Paramount Maritime is set to produce the RHIBs, which include 8.5 metre and 9.5 metre Guardian fast patrol boats, in the Gulf of Guinea, “scaling the facilities in-step with Paramount Group’s proven portable manufacturing model deployed around the world, which not only allows for rapid platform deployment but also serves as a proponent of local manufacturing and job creation in the countries where Paramount operates,” the company said when announcing the order last month. Nigerian personnel will be trained in South Africa before taking skills back home.
James Fisher, chairman of Nautic Africa (whose military business falls under Paramount Maritime), said the company has been working in Nigeria for a decade and this latest contract is not a one-off but a long-term technology transfer.

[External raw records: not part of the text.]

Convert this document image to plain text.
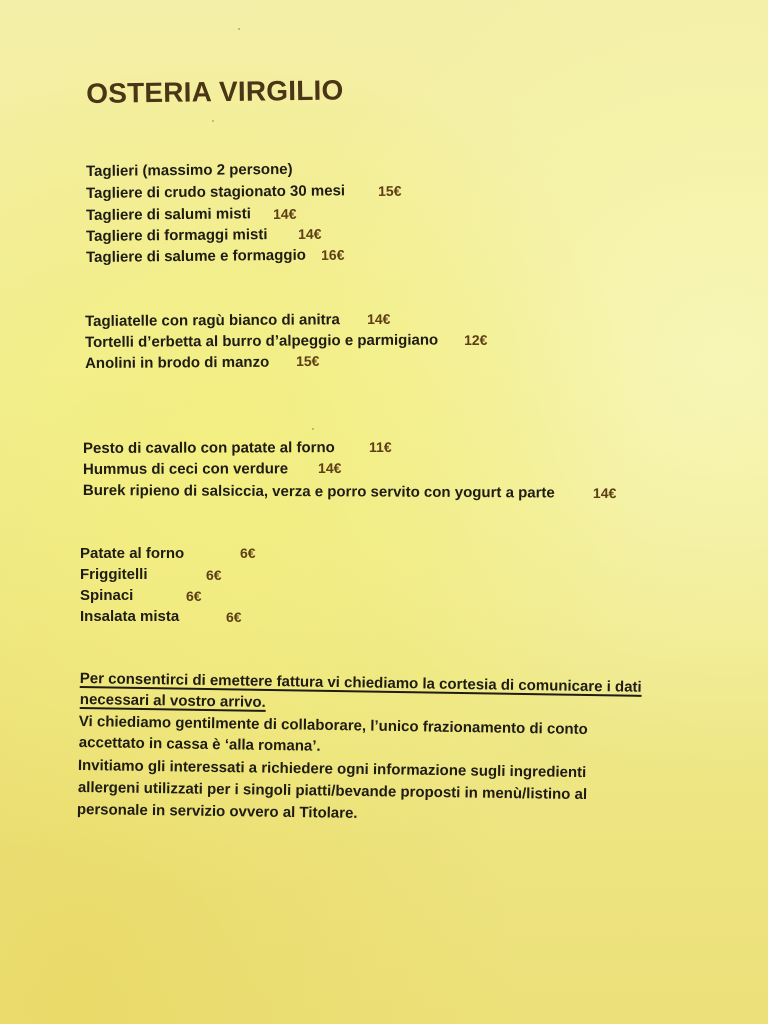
OSTERIA VIRGILIO
Taglieri (massimo 2 persone)
Tagliere di crudo stagionato 30 mesi 15€
Tagliere di salumi misti 14€
Tagliere di formaggi misti 14€
Tagliere di salume e formaggio 16€
Tagliatelle con ragù bianco di anitra 14€
Tortelli d’erbetta al burro d’alpeggio e parmigiano 12€
Anolini in brodo di manzo 15€
Pesto di cavallo con patate al forno 11€
Hummus di ceci con verdure 14€
Burek ripieno di salsiccia, verza e porro servito con yogurt a parte	14€
Patate al forno	6€
Friggitelli	6€
Spinaci	6€
Insalata mista	6€
Per consentirci di emettere fattura vi chiediamo la cortesia di comunicare i dati
necessari al vostro arrivo.
Vi chiediamo gentilmente di collaborare, l’unico frazionamento di conto
accettato in cassa è ‘alla romana’.
Invitiamo gli interessati a richiedere ogni informazione sugli ingredienti
allergeni utilizzati per i singoli piatti/bevande proposti in menù/listino al
personale in servizio ovvero al Titolare.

The RHIBs have various propulsion options, and come with a self-rightening bag and cylinder in the event of capsizing and ballistic protection in the form of removable panels that can be mounted on the port and starboard sides.
Senior Vice President of Paramount Group, Eric Ichikowitz, stated that, “maritime matters have become more and more important in preserving sovereign nations’ territorial integrity and blue economy coastal states such as Nigeria are today taking proactive measures to address issues well beyond piracy. The commitment presented by the Nigerian Navy today is a bold but necessary step to proactively deter attacks against ships in the Gulf of Guinea and along Nigeria’s coastline.
“Under the leadership and stewardship of the Chief of the Naval Staff, Rear Admiral Ibok-Ete Ekwe ibas, the Nigerian navy has been substantially increasing the capacity and the capability of Nigerian’s security services…and we look forward to continued and shared growth, both to preserve Nigeria’s economic stability and enhance the region’s defence industrial complex, which as I’ve previously stated, creates significant benefits to the economy through local job creation and training.”
Ichikowitz said he hopes the Nigerian Navy will order additional RHIBs from Paramount. At the beginning of September it commissioned ten RHIBs, which included 8.5 and 9.5 metre Guardian models – another four were commissioned in November 2017.
Paramount said the vessels are ideally suited to either ship to shore, or shore to shore fast patrol and security intervention duties, for both the Nigerian Navy, and the Navy’s Special Boat Services. The vessels will also be used for the military training of Special Forces, rescue and patrol operations and the protection of oil and gas assets.